Green-glowing cats light the way to possible new AIDS treatment

There is a lesser-known, hidden aspect to the devastating AIDS pandemic. Cats. Millions of our feline friends die every year of FIV, the feline version of the human immunodeficiency virus (HIV). It is contracted primarily by feral cats, but can also infect the household variety. Now, researchers are shining a new light on FIV/AIDS by engineering a cat that glows green to show areas where genes have been altered in research that has implications for cats and humans alike.

Eric Poeschla, of the Mayo Clinic, led the study appearing in Nature Methods. The cat and human versions of key proteins that defend other mammals against viruses--called restriction factors--are not effective against FIV and HIV. The Mayo team, along with collaborators in Japan, tried to mimic the way evolution normally gives rise to protective protein versions.
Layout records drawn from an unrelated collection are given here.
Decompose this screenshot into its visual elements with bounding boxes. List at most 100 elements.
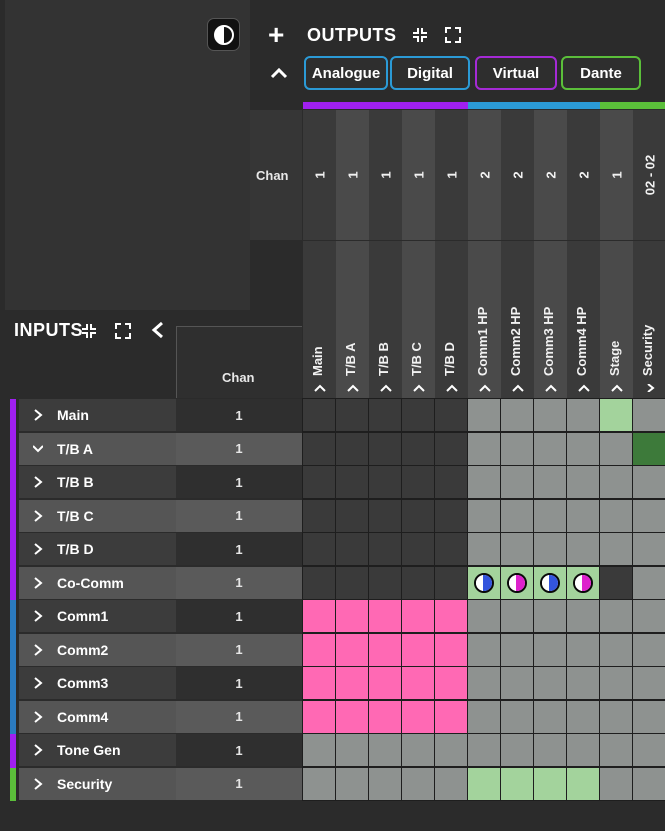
chevron-right-icon[interactable]: [33, 543, 43, 555]
crosspoint-cell[interactable]: [336, 667, 368, 699]
crosspoint-cell[interactable]: [567, 633, 599, 666]
chevron-left-icon[interactable]: [148, 319, 168, 341]
crosspoint-cell[interactable]: [435, 566, 467, 599]
crosspoint-cell[interactable]: [336, 533, 368, 565]
crosspoint-cell[interactable]: [402, 533, 434, 565]
crosspoint-cell[interactable]: [435, 633, 467, 666]
crosspoint-cell[interactable]: [534, 600, 566, 632]
input-row-name[interactable]: T/B D: [19, 533, 176, 565]
crosspoint-cell[interactable]: [501, 667, 533, 699]
crosspoint-cell[interactable]: [567, 767, 599, 800]
crosspoint-cell[interactable]: [501, 600, 533, 632]
crosspoint-cell[interactable]: [501, 734, 533, 766]
crosspoint-cell[interactable]: [534, 499, 566, 532]
crosspoint-cell[interactable]: [567, 466, 599, 498]
crosspoint-cell[interactable]: [303, 533, 335, 565]
crosspoint-cell[interactable]: [468, 734, 500, 766]
crosspoint-cell[interactable]: [468, 499, 500, 532]
crosspoint-cell[interactable]: [336, 399, 368, 431]
crosspoint-cell[interactable]: [600, 600, 632, 632]
crosspoint-cell[interactable]: [633, 499, 665, 532]
crosspoint-cell[interactable]: [402, 399, 434, 431]
crosspoint-cell[interactable]: [567, 667, 599, 699]
tab-dante[interactable]: Dante: [561, 56, 641, 90]
crosspoint-cell[interactable]: [303, 767, 335, 800]
crosspoint-cell[interactable]: [501, 466, 533, 498]
crosspoint-cell[interactable]: [633, 600, 665, 632]
crosspoint-cell[interactable]: [402, 667, 434, 699]
crosspoint-cell[interactable]: [435, 499, 467, 532]
chevron-up-icon[interactable]: [445, 384, 458, 392]
crosspoint-cell[interactable]: [402, 600, 434, 632]
chevron-up-icon[interactable]: [313, 384, 326, 392]
chevron-right-icon[interactable]: [33, 677, 43, 689]
crosspoint-cell[interactable]: [501, 566, 533, 599]
crosspoint-cell[interactable]: [600, 566, 632, 599]
crosspoint-cell[interactable]: [336, 600, 368, 632]
crosspoint-cell[interactable]: [633, 566, 665, 599]
crosspoint-cell[interactable]: [435, 533, 467, 565]
crosspoint-cell[interactable]: [369, 600, 401, 632]
chevron-right-icon[interactable]: [33, 643, 43, 656]
crosspoint-cell[interactable]: [567, 533, 599, 565]
crosspoint-cell[interactable]: [336, 466, 368, 498]
input-row-name[interactable]: Tone Gen: [19, 734, 176, 766]
crosspoint-cell[interactable]: [633, 633, 665, 666]
crosspoint-cell[interactable]: [435, 700, 467, 733]
crosspoint-cell[interactable]: [600, 734, 632, 766]
crosspoint-cell[interactable]: [336, 499, 368, 532]
output-column-header[interactable]: Main: [303, 241, 336, 398]
shrink-icon[interactable]: [80, 322, 98, 340]
crosspoint-cell[interactable]: [303, 499, 335, 532]
chevron-right-icon[interactable]: [33, 610, 43, 622]
crosspoint-cell[interactable]: [435, 399, 467, 431]
output-column-header[interactable]: Comm2 HP: [501, 241, 534, 398]
crosspoint-cell[interactable]: [633, 700, 665, 733]
tab-analogue[interactable]: Analogue: [304, 56, 388, 90]
chevron-right-icon[interactable]: [33, 509, 43, 522]
crosspoint-cell[interactable]: [600, 432, 632, 465]
crosspoint-cell[interactable]: [369, 566, 401, 599]
crosspoint-cell[interactable]: [336, 566, 368, 599]
crosspoint-cell[interactable]: [468, 466, 500, 498]
crosspoint-cell[interactable]: [633, 533, 665, 565]
expand-icon[interactable]: [114, 322, 132, 340]
crosspoint-cell[interactable]: [402, 734, 434, 766]
crosspoint-cell[interactable]: [501, 700, 533, 733]
chevron-right-icon[interactable]: [33, 777, 43, 790]
crosspoint-cell[interactable]: [336, 734, 368, 766]
crosspoint-cell[interactable]: [303, 600, 335, 632]
crosspoint-cell[interactable]: [468, 432, 500, 465]
crosspoint-cell[interactable]: [303, 667, 335, 699]
chevron-up-icon[interactable]: [478, 384, 491, 392]
output-column-header[interactable]: T/B A: [336, 241, 369, 398]
crosspoint-cell[interactable]: [435, 600, 467, 632]
crosspoint-cell[interactable]: [600, 533, 632, 565]
expand-icon[interactable]: [444, 26, 462, 44]
crosspoint-cell[interactable]: [402, 566, 434, 599]
crosspoint-cell[interactable]: [303, 466, 335, 498]
output-column-header[interactable]: Comm4 HP: [567, 241, 600, 398]
input-row-name[interactable]: T/B A: [19, 432, 176, 465]
crosspoint-cell[interactable]: [567, 600, 599, 632]
chevron-right-icon[interactable]: [644, 384, 656, 392]
input-row-name[interactable]: Comm1: [19, 600, 176, 632]
crosspoint-cell[interactable]: [600, 700, 632, 733]
crosspoint-cell[interactable]: [567, 566, 599, 599]
output-column-header[interactable]: Security: [633, 241, 665, 398]
output-column-header[interactable]: Comm3 HP: [534, 241, 567, 398]
crosspoint-cell[interactable]: [402, 767, 434, 800]
chevron-right-icon[interactable]: [33, 409, 43, 421]
chevron-up-icon[interactable]: [379, 384, 392, 392]
input-row-name[interactable]: Comm4: [19, 700, 176, 733]
crosspoint-cell[interactable]: [435, 767, 467, 800]
crosspoint-cell[interactable]: [435, 667, 467, 699]
output-column-header[interactable]: Comm1 HP: [468, 241, 501, 398]
crosspoint-cell[interactable]: [633, 734, 665, 766]
crosspoint-cell[interactable]: [567, 734, 599, 766]
crosspoint-cell[interactable]: [336, 767, 368, 800]
output-column-header[interactable]: T/B B: [369, 241, 402, 398]
crosspoint-cell[interactable]: [468, 566, 500, 599]
crosspoint-cell[interactable]: [468, 667, 500, 699]
crosspoint-cell[interactable]: [303, 734, 335, 766]
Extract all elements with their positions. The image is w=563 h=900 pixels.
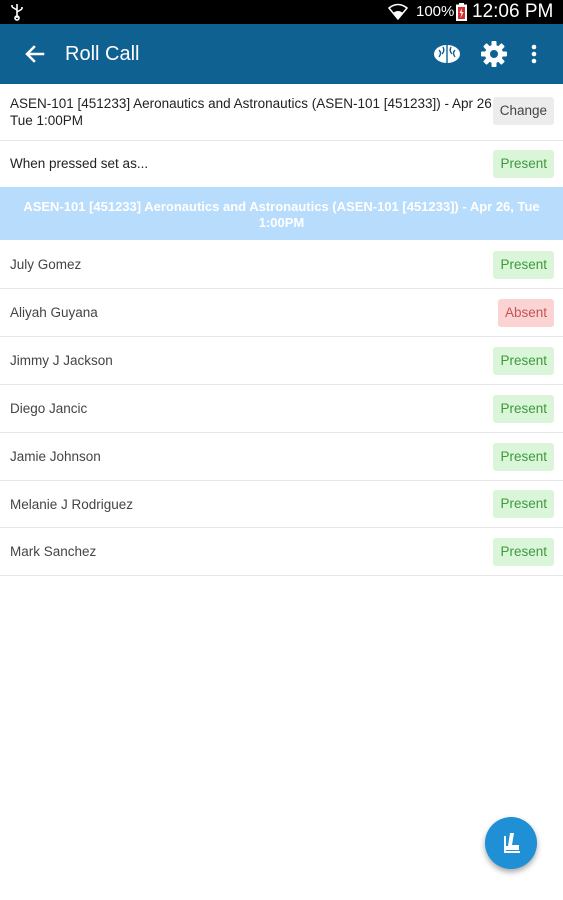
student-name: Aliyah Guyana [10,305,98,320]
seat-fab-button[interactable] [485,817,537,869]
session-banner-text: ASEN-101 [451233] Aeronautics and Astron… [23,199,540,230]
attendance-toggle[interactable]: Present [493,347,554,375]
student-name: Jamie Johnson [10,449,101,464]
student-row: Melanie J Rodriguez Present [0,481,563,528]
student-name: Jimmy J Jackson [10,353,113,368]
student-row: Diego Jancic Present [0,385,563,433]
attendance-toggle[interactable]: Present [493,395,554,423]
wifi-icon [388,3,408,21]
battery-percentage: 100% [416,3,455,20]
session-banner: ASEN-101 [451233] Aeronautics and Astron… [0,187,563,240]
battery-icon [456,3,467,21]
attendance-toggle[interactable]: Present [493,490,554,518]
status-bar: 100% 12:06 PM [0,0,563,24]
attendance-toggle[interactable]: Present [493,538,554,566]
default-status-toggle[interactable]: Present [493,150,554,178]
course-title: ASEN-101 [451233] Aeronautics and Astron… [10,96,496,128]
clock: 12:06 PM [472,1,554,22]
student-row: Jimmy J Jackson Present [0,337,563,385]
student-name: Diego Jancic [10,401,88,416]
student-name: Mark Sanchez [10,544,97,559]
attendance-toggle[interactable]: Present [493,251,554,279]
student-row: Jamie Johnson Present [0,433,563,481]
student-row: Aliyah Guyana Absent [0,289,563,337]
change-button[interactable]: Change [492,97,554,125]
gear-icon[interactable] [480,40,508,68]
brain-icon[interactable] [432,41,462,67]
usb-icon [11,4,23,21]
student-row: Mark Sanchez Present [0,528,563,576]
course-row: ASEN-101 [451233] Aeronautics and Astron… [0,84,563,141]
default-status-row: When pressed set as... Present [0,141,563,188]
seat-icon [504,833,520,853]
student-name: Melanie J Rodriguez [10,497,134,512]
default-status-label: When pressed set as... [10,156,149,171]
more-vert-icon[interactable] [524,40,544,68]
app-bar: Roll Call [0,24,563,84]
student-name: July Gomez [10,257,82,272]
page-title: Roll Call [65,43,140,65]
student-row: July Gomez Present [0,241,563,289]
attendance-toggle[interactable]: Present [493,443,554,471]
attendance-toggle[interactable]: Absent [497,299,554,327]
arrow-back-icon[interactable] [22,41,48,67]
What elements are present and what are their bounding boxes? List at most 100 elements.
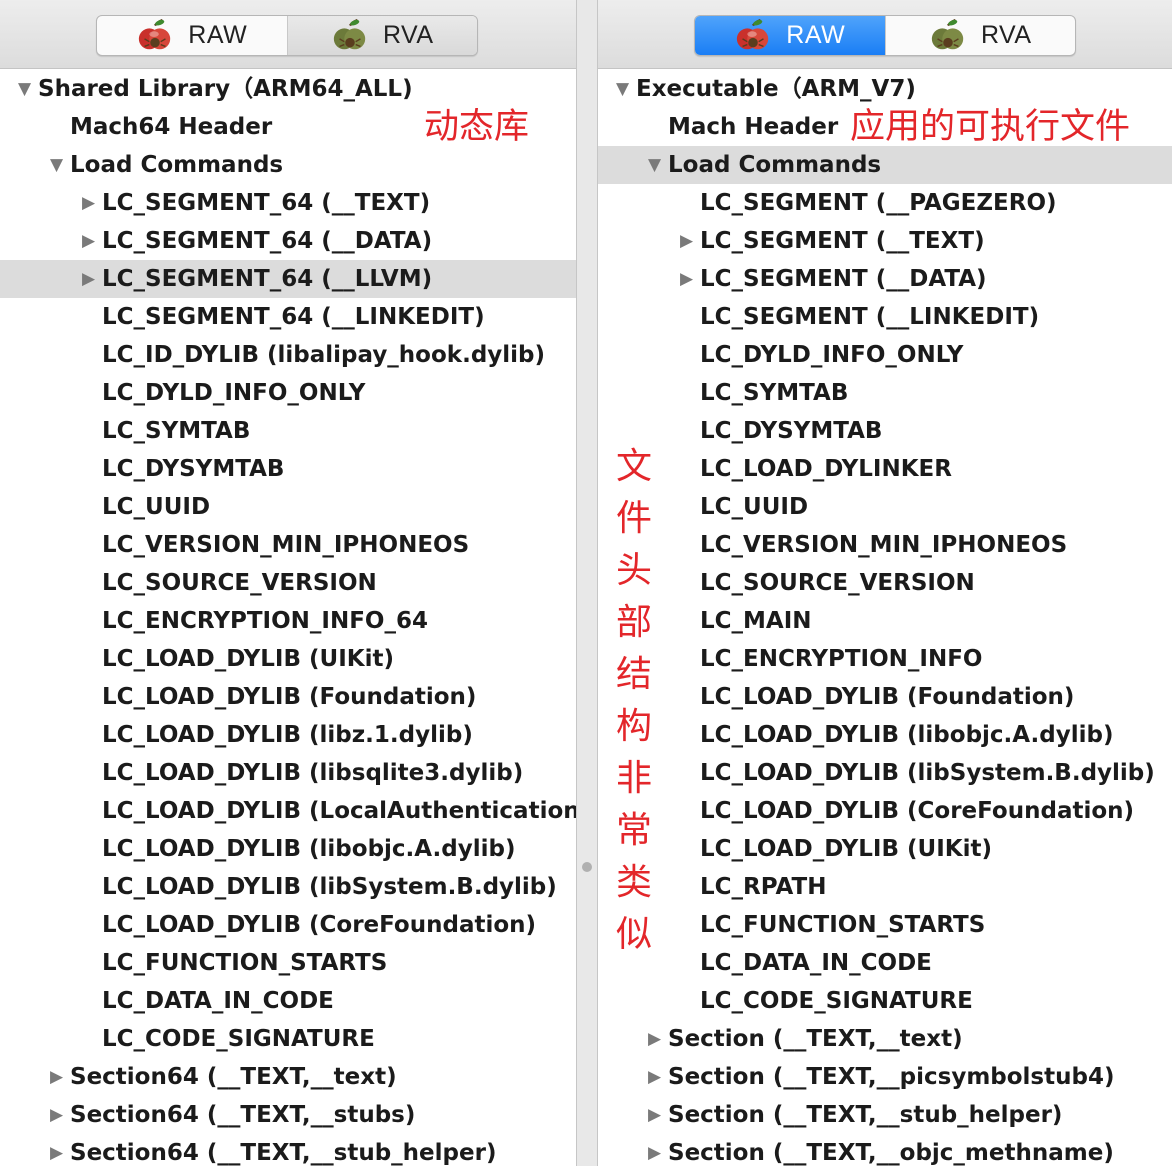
tree-row[interactable]: LC_LOAD_DYLIB (UIKit): [0, 640, 576, 678]
tree-row-label: LC_LOAD_DYLINKER: [700, 456, 952, 482]
tree-row[interactable]: LC_LOAD_DYLIB (UIKit): [598, 830, 1172, 868]
disclosure-right-icon[interactable]: ▶: [50, 1058, 63, 1096]
tree-row[interactable]: LC_SOURCE_VERSION: [598, 564, 1172, 602]
tree-row-label: LC_ENCRYPTION_INFO: [700, 646, 983, 672]
tree-row[interactable]: ▶ Section64 (__TEXT,__stubs): [0, 1096, 576, 1134]
tree-row[interactable]: ▼ Shared Library（ARM64_ALL): [0, 70, 576, 108]
tree-row-label: LC_LOAD_DYLIB (Foundation): [700, 684, 1075, 710]
tree-row[interactable]: LC_MAIN: [598, 602, 1172, 640]
disclosure-down-icon[interactable]: ▼: [50, 146, 63, 184]
disclosure-right-icon[interactable]: ▶: [50, 1096, 63, 1134]
tree-row[interactable]: LC_CODE_SIGNATURE: [0, 1020, 576, 1058]
tree-row-label: LC_SYMTAB: [700, 380, 849, 406]
tree-row[interactable]: ▶ LC_SEGMENT (__DATA): [598, 260, 1172, 298]
tree-row[interactable]: LC_DYLD_INFO_ONLY: [0, 374, 576, 412]
tree-row[interactable]: LC_DATA_IN_CODE: [598, 944, 1172, 982]
tree-row[interactable]: ▶ LC_SEGMENT_64 (__DATA): [0, 222, 576, 260]
tree-row[interactable]: LC_DYSYMTAB: [0, 450, 576, 488]
tree-row[interactable]: ▶ Section (__TEXT,__objc_methname): [598, 1134, 1172, 1166]
splitter-handle[interactable]: [582, 862, 592, 872]
tree-row[interactable]: LC_LOAD_DYLIB (libobjc.A.dylib): [598, 716, 1172, 754]
tree-row[interactable]: ▶ Section64 (__TEXT,__stub_helper): [0, 1134, 576, 1166]
tree-row[interactable]: ▶ LC_SEGMENT_64 (__TEXT): [0, 184, 576, 222]
disclosure-right-icon[interactable]: ▶: [50, 1134, 63, 1166]
disclosure-right-icon[interactable]: ▶: [82, 222, 95, 260]
tree-row[interactable]: LC_LOAD_DYLIB (libobjc.A.dylib): [0, 830, 576, 868]
tree-row[interactable]: LC_LOAD_DYLIB (LocalAuthentication): [0, 792, 576, 830]
disclosure-down-icon[interactable]: ▼: [616, 70, 629, 108]
tree-row-label: LC_ID_DYLIB (libalipay_hook.dylib): [102, 342, 546, 368]
tree-row[interactable]: LC_LOAD_DYLIB (libz.1.dylib): [0, 716, 576, 754]
tree-row[interactable]: ▼ Load Commands: [0, 146, 576, 184]
tree-row[interactable]: LC_ENCRYPTION_INFO: [598, 640, 1172, 678]
right-raw-rva-segmented-control[interactable]: RAW RVA: [694, 15, 1076, 56]
right-annotation: 应用的可执行文件: [850, 107, 1131, 147]
left-outline-tree: ▼ Shared Library（ARM64_ALL) Mach64 Header ▼…: [0, 70, 576, 1166]
left-rva-button[interactable]: RVA: [286, 16, 477, 55]
left-raw-rva-segmented-control[interactable]: RAW RVA: [96, 15, 478, 56]
tree-row[interactable]: LC_FUNCTION_STARTS: [0, 944, 576, 982]
tree-row-label: LC_SOURCE_VERSION: [102, 570, 377, 596]
disclosure-down-icon[interactable]: ▼: [18, 70, 31, 108]
tree-row[interactable]: LC_LOAD_DYLIB (libSystem.B.dylib): [598, 754, 1172, 792]
tree-row[interactable]: LC_ID_DYLIB (libalipay_hook.dylib): [0, 336, 576, 374]
disclosure-right-icon[interactable]: ▶: [82, 260, 95, 298]
tree-row[interactable]: ▶ LC_SEGMENT_64 (__LLVM): [0, 260, 576, 298]
tree-row[interactable]: LC_LOAD_DYLIB (CoreFoundation): [598, 792, 1172, 830]
tree-row[interactable]: ▶ Section (__TEXT,__stub_helper): [598, 1096, 1172, 1134]
tree-row[interactable]: LC_SEGMENT (__PAGEZERO): [598, 184, 1172, 222]
tree-row-label: LC_SEGMENT (__TEXT): [700, 228, 985, 254]
disclosure-right-icon[interactable]: ▶: [648, 1134, 661, 1166]
tree-row[interactable]: LC_CODE_SIGNATURE: [598, 982, 1172, 1020]
vertical-annotation-char: 似: [615, 914, 652, 955]
tree-row[interactable]: ▼ Load Commands: [598, 146, 1172, 184]
tree-row[interactable]: LC_ENCRYPTION_INFO_64: [0, 602, 576, 640]
disclosure-right-icon[interactable]: ▶: [82, 184, 95, 222]
right-outline-tree: ▼ Executable（ARM_V7) Mach Header ▼ Load Comm…: [598, 70, 1172, 1166]
tree-row[interactable]: LC_VERSION_MIN_IPHONEOS: [598, 526, 1172, 564]
tree-row[interactable]: LC_LOAD_DYLIB (CoreFoundation): [0, 906, 576, 944]
disclosure-right-icon[interactable]: ▶: [648, 1058, 661, 1096]
apple-bug-green-icon: [931, 18, 964, 49]
tree-row[interactable]: ▶ Section (__TEXT,__picsymbolstub4): [598, 1058, 1172, 1096]
tree-row[interactable]: LC_LOAD_DYLIB (libsqlite3.dylib): [0, 754, 576, 792]
tree-row[interactable]: LC_UUID: [0, 488, 576, 526]
tree-row[interactable]: ▶ LC_SEGMENT (__TEXT): [598, 222, 1172, 260]
tree-row[interactable]: ▶ Section (__TEXT,__text): [598, 1020, 1172, 1058]
tree-row[interactable]: LC_FUNCTION_STARTS: [598, 906, 1172, 944]
left-rva-label: RVA: [382, 21, 434, 49]
tree-row[interactable]: LC_UUID: [598, 488, 1172, 526]
tree-row-label: LC_LOAD_DYLIB (libobjc.A.dylib): [102, 836, 516, 862]
tree-row[interactable]: LC_LOAD_DYLIB (Foundation): [598, 678, 1172, 716]
tree-row-label: LC_VERSION_MIN_IPHONEOS: [700, 532, 1068, 558]
tree-row[interactable]: LC_SYMTAB: [0, 412, 576, 450]
tree-row[interactable]: LC_DATA_IN_CODE: [0, 982, 576, 1020]
tree-row[interactable]: LC_LOAD_DYLINKER: [598, 450, 1172, 488]
left-raw-button[interactable]: RAW: [97, 16, 287, 55]
right-raw-button[interactable]: RAW: [695, 16, 885, 55]
tree-row-label: Section (__TEXT,__stub_helper): [668, 1102, 1063, 1128]
tree-row[interactable]: LC_SOURCE_VERSION: [0, 564, 576, 602]
right-rva-button[interactable]: RVA: [884, 16, 1076, 55]
tree-row[interactable]: LC_VERSION_MIN_IPHONEOS: [0, 526, 576, 564]
tree-row-label: LC_LOAD_DYLIB (UIKit): [700, 836, 992, 862]
disclosure-right-icon[interactable]: ▶: [648, 1096, 661, 1134]
tree-row[interactable]: LC_DYSYMTAB: [598, 412, 1172, 450]
tree-row[interactable]: LC_SYMTAB: [598, 374, 1172, 412]
disclosure-right-icon[interactable]: ▶: [648, 1020, 661, 1058]
tree-row[interactable]: LC_DYLD_INFO_ONLY: [598, 336, 1172, 374]
tree-row-label: LC_SOURCE_VERSION: [700, 570, 975, 596]
disclosure-right-icon[interactable]: ▶: [680, 222, 693, 260]
tree-row-label: Section64 (__TEXT,__stub_helper): [70, 1140, 497, 1166]
tree-row[interactable]: ▼ Executable（ARM_V7): [598, 70, 1172, 108]
tree-row[interactable]: LC_LOAD_DYLIB (libSystem.B.dylib): [0, 868, 576, 906]
tree-row[interactable]: LC_SEGMENT_64 (__LINKEDIT): [0, 298, 576, 336]
vertical-annotation-char: 结: [615, 654, 652, 695]
pane-splitter[interactable]: [576, 0, 598, 1166]
tree-row[interactable]: LC_LOAD_DYLIB (Foundation): [0, 678, 576, 716]
disclosure-down-icon[interactable]: ▼: [648, 146, 661, 184]
tree-row[interactable]: LC_SEGMENT (__LINKEDIT): [598, 298, 1172, 336]
tree-row[interactable]: ▶ Section64 (__TEXT,__text): [0, 1058, 576, 1096]
disclosure-right-icon[interactable]: ▶: [680, 260, 693, 298]
tree-row[interactable]: LC_RPATH: [598, 868, 1172, 906]
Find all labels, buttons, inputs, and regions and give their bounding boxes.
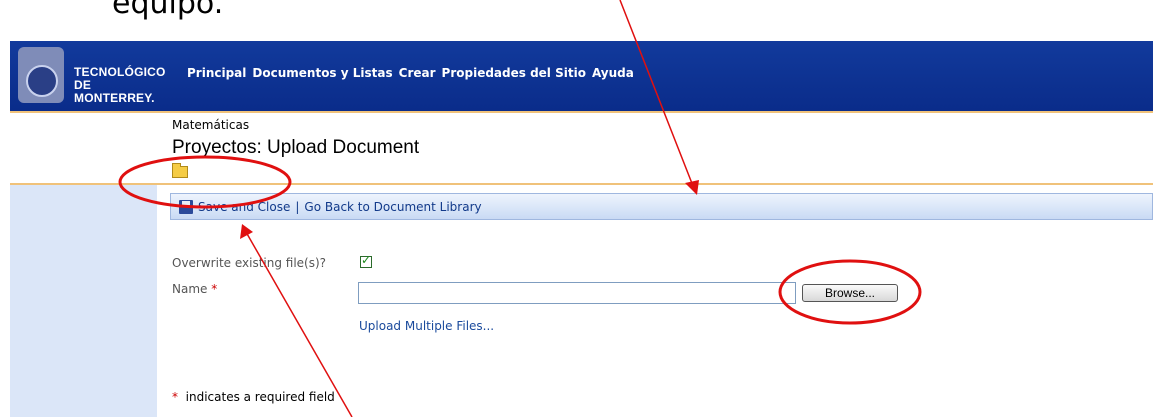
annotation-ellipse-browse — [778, 259, 922, 325]
annotation-ellipse-folder — [118, 155, 292, 209]
annotation-arrow-top — [619, 0, 694, 187]
annotation-arrowhead-bottom — [240, 224, 253, 239]
annotation-overlay — [118, 0, 922, 417]
annotation-arrow-bottom — [245, 231, 353, 417]
annotation-arrowhead-top — [685, 180, 699, 195]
They figured out a way to insert effective monkey versions of them into the cat genome, placing them into feline eggs before sperm fertilization. Then they slipped in a jellyfish gene for tracking purposes, which makes the cats' offspring glow green.

"This provides the unprecedented capability to study the effects of giving AIDS-protection genes into an AIDS-vulnerable animal," Poeschla tells Reuters. They used a rhesus macaque restriction factor known to block cell infection by FIV. It works by attacking and disabling the virus's outer shield as it tries to invade a cell.

So far, the experiment has worked, producing 8 kittens with the modified gene that glow green so that the altered cells can be easily detected by scientists. If scientists see that these kittens are now protected from FIV, that could open up new areas of inquiry in gene therapy to fight HIV.